Bragging is bad. Informative is okay. Interesting is gold.
You’re probably using LinkedIn or email to make your initial touch.
If you’re sending via LinkedIn
- Most people treat cold LinkedIn messages like an intrusion (I blame the chat format).
- On LinkedIn the need to be immediately interesting and relevant is acute.
- LinkedIn Messages need to be shorter than emails. Test this, because no one there wants to scroll to read your message.
- Sending several messages in a short time is bad.
If you’re sending emails
- Know that you can, should, and need to send several emails to the same person to make something happen. At least 3, more likely 6-12. This is a marathon and patience pays.
- Emails can be a bit longer, but make the first 1-3 as short as you possibly can. Graphics can help, but only use them if you have to. Most people read on phones and will give you just one down-swipe.

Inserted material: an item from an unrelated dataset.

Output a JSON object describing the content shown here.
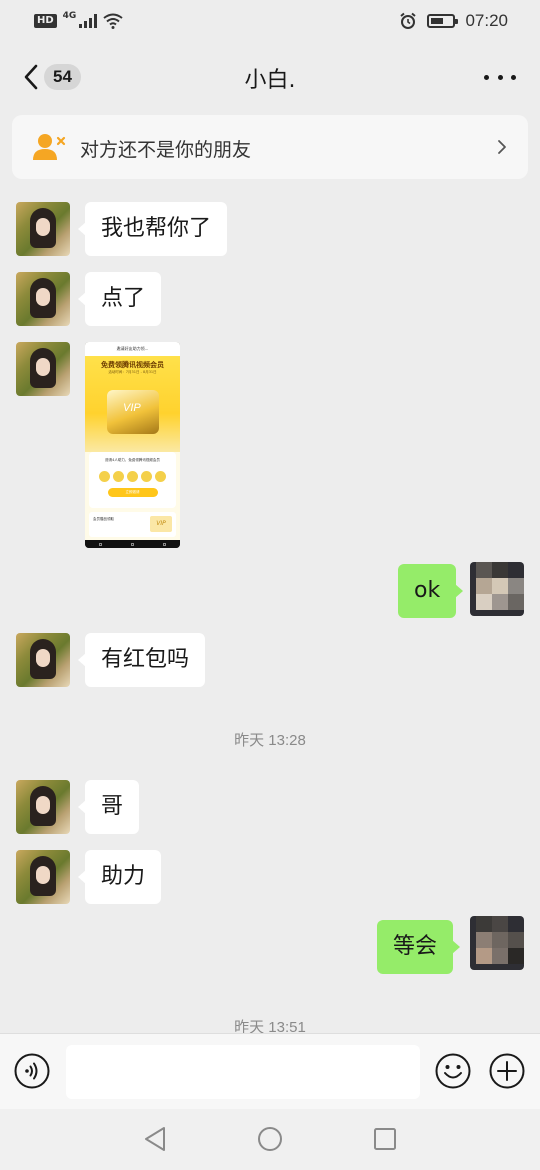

- Aim for a reply or getting them onto your mailing list (maybe with a lead magnet).
- Follow-up.
And if you’re sending either:
- Spend a lot of time on your first 20-ish words. If you’re lucky, someone will read that far before they do a gut check.
- Seriously, spend a LOT of time on your opening. Keep coming back to it like you’ve never seen it before, and see if New You is still interested.
- Use the simplest words, with the fewest syllables, that you can.
- Marketing emails come from a brand or company. Sales emails come from a person or persona.
- Neither of the examples above come from a person or persona, which is another reason they feel off as sales emails.
- Threshold is the amount of work or exposure you’re asking the reader to take on, to keep your process moving. Keep it baby-sized.
- The better your gift, offer or mechanism the better the engagement.
- Invest the most time creating your awesome opening, but invest the second most on your ‘offer’.
- Show, don’t tell. Anything you write that shows or implies instead of states is more persuasive. I’ll make another article about doing that, since showing you is superior to telling you 🙂
Extra notes:
- Getting someone to pay attention while you talk about you is hard. Getting that same person to pay attention while you talk about them is a lot easier.
- The first step to actually impressing a reader is to stop using exclamation marks.
- Anytime you can remove ‘that’ or ‘your’, do it.
- Don’t show up in someone’s life until all of your thinking and feeling, and 90% of theirs, is done.
- My first set of bullets didn’t end with periods, all the others did. You didn’t care.
- Readers skim cold emails. If it’s too clever or precious, and they have to stop to re-read, you better be saying something worth that extra time you just took from them, or they’re pissed.